Troisièmement, la levée des excommunications en 2009 — sans préconditions doctrinales — confirme, a posteriori, que le statut canonique des sacres n’était pas assimilé à un schisme constitutif 4 .

Ce que dit le silence romain

Depuis 2009, et plus encore depuis 2012, le dialogue doctrinal entre Rome et la Fraternité s’est poursuivi. Des conversations ont eu lieu, des textes ont été échangés, des propositions ont été formulées. Aucune n’a abouti — pour des raisons qui tiennent aux divergences doctrinales, non à une rupture de communion.

Ce silence, ou plutôt cette impasse persistante, est instructif. Il confirme que le différend est théologique, non ecclésiologique. Rome et la FSSPX parlent le même langage canonique, reconnaissent les mêmes autorités de référence, citent les mêmes textes. Ils en tirent des conclusions différentes. C’est une controverse. Ce n’est pas un schisme.

Conclusion provisoire

La question de la FSSPX n’est pas close. Elle restera ouverte tant que les divergences doctrinales sur Vatican II et ses réformes liturgiques et disciplinaires n’auront pas reçu un traitement sérieux, non diplomatique. Mais cette question ouverte est une question catholique — posée à l’intérieur de l’Église, par des hommes qui s’y reconnaissent et y demeurent.

Traiter la FSSPX de schismatique, c’est se dispenser de répondre à ses arguments. C’est commode. Ce n’est pas honnête.

Tradidi quod et accepi.

Notes

  1. Pour un inventaire systématique, voir Lettre à quelques évêques, Mgr Lefebvre, 29 août 1987, et les pièces annexes des archives FSSPX (Menzingen, 2014).

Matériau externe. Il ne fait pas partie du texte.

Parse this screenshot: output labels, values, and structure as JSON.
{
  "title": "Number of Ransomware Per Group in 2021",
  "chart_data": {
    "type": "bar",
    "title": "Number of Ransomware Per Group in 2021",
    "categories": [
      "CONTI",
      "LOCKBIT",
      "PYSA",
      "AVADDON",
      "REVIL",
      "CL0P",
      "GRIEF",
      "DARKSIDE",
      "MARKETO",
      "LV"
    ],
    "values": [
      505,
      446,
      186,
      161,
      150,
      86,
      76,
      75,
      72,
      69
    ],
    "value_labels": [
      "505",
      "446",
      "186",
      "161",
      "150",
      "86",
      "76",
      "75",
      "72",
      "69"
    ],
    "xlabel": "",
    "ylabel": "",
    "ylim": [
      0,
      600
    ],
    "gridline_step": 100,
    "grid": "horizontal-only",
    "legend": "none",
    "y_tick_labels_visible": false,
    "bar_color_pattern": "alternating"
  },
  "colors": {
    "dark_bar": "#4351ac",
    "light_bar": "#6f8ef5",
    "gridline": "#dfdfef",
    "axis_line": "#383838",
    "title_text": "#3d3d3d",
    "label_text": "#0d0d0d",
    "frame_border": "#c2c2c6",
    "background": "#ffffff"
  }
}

  2. Cf. la distinction classique entre dissensio in re et dissensio in persona chez Cajetan, In IIa-IIae, q. 39.

  3. Motu proprio Ecclesia Dei adflicta, Jean-Paul II, 2 juillet 1988, n. 3 : « acte schismatique » — non « schisme constitué ».

  4. Décret de la Congrégation des évêques, 21 janvier 2009 ; la levée s’opère sans profession de foi ni retractatio doctrinale.